Ein alter Brief Ernst Blochs mit angeblich sensationell neuem Inhalt wirft ein schiefes Licht auf den berühmten Philosophen.
aus DER SPIEGEL 17/1991

Als Denker der Utopie, als Spurensucher der »Träume vom besseren Leben«, wie ein später verworfener Arbeitstitel seines dreibändigen Hauptwerkes »Das Prinzip Hoffnung« lautete, als rebellischer Philosoph eines Marxismus, der im Ulbricht-Staat erst hofiert und dann verfemt wurde, nimmt Ernst Bloch (1885 bis 1977) seinen Platz in der geistigen Geschichte des Jahrhunderts ein.

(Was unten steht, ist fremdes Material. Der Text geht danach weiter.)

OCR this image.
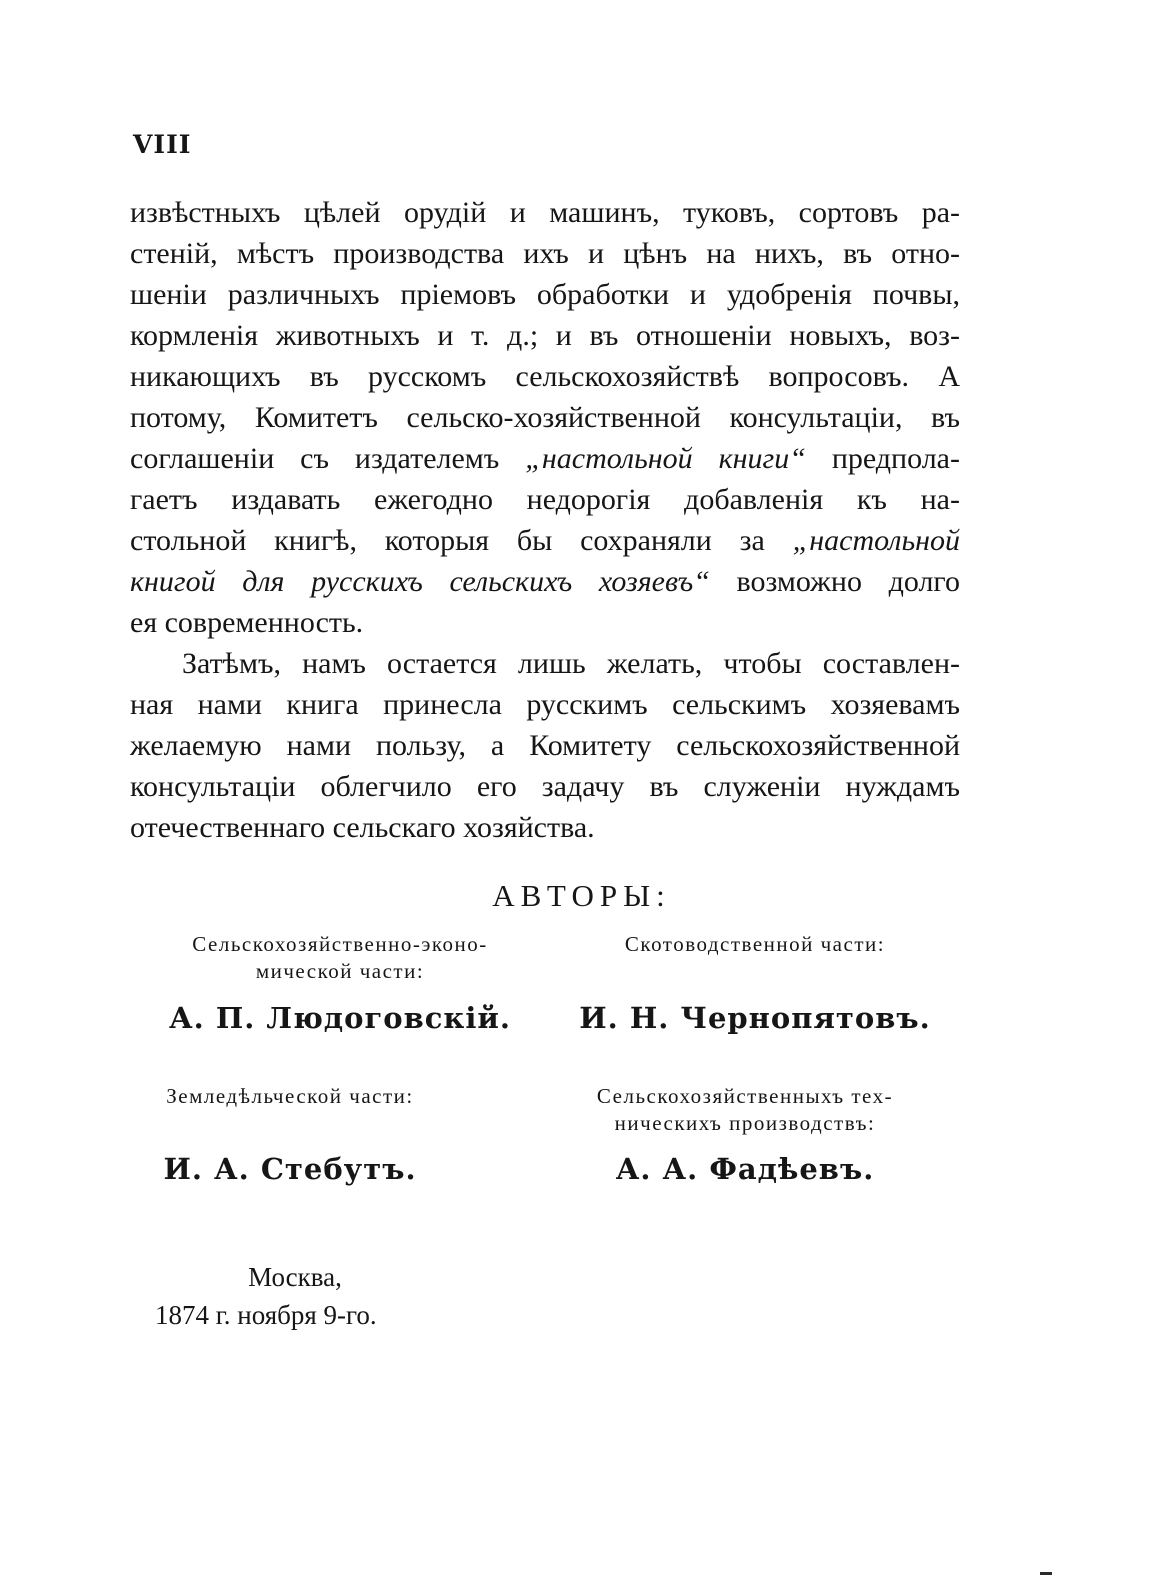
VIII
извѣстныхъ цѣлей орудій и машинъ, туковъ, сортовъ ра-
стеній, мѣстъ производства ихъ и цѣнъ на нихъ, въ отно-
шеніи различныхъ пріемовъ обработки и удобренія почвы,
кормленія животныхъ и т. д.; и въ отношеніи новыхъ, воз-
никающихъ въ русскомъ сельскохозяйствѣ вопросовъ. А
потому, Комитетъ сельско-хозяйственной консультаціи, въ
соглашеніи съ издателемъ „настольной книги“ предпола-
гаетъ издавать ежегодно недорогія добавленія къ на-
стольной книгѣ, которыя бы сохраняли за „настольной
книгой для русскихъ сельскихъ хозяевъ“ возможно долго
ея современность.
Затѣмъ, намъ остается лишь желать, чтобы составлен-
ная нами книга принесла русскимъ сельскимъ хозяевамъ
желаемую нами пользу, а Комитету сельскохозяйственной
консультаціи облегчило его задачу въ служеніи нуждамъ
отечественнаго сельскаго хозяйства.
АВТОРЫ:
Сельскохозяйственно-эконо-
мической части:
А. П. Людоговскій.
Скотоводственной части:
И. Н. Чернопятовъ.
Земледѣльческой части:
И. А. Стебутъ.
Сельскохозяйственныхъ тех-
ническихъ производствъ:
А. А. Фадѣевъ.
Москва,
1874 г. ноября 9-го.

Wie eine spektakuläre Enthüllung aufgemacht, präsentierte Die Welt nun vergangene Woche einen Brief, den Bloch 1957 an Wilhelm Pieck, den damaligen Präsidenten der DDR, gerichtet hatte. Mit dem Schreiben vom 22. Januar 1957 versuchte sich Bloch gegen seine de facto bereits vollzogene Amtsenthebung als Leipziger Philosophieprofessor zu wehren: gegen die wissenschaftliche und kulturpolitische Kaltstellung also, die Walter Ulbricht persönlich drei Wochen zuvor mit einem Leitartikel im Neuen Deutschland eingeleitet und die ein Brief der SED-Leitung des Leipziger Philosophischen Instituts vom 18. Januar 1957 besiegelt hatte.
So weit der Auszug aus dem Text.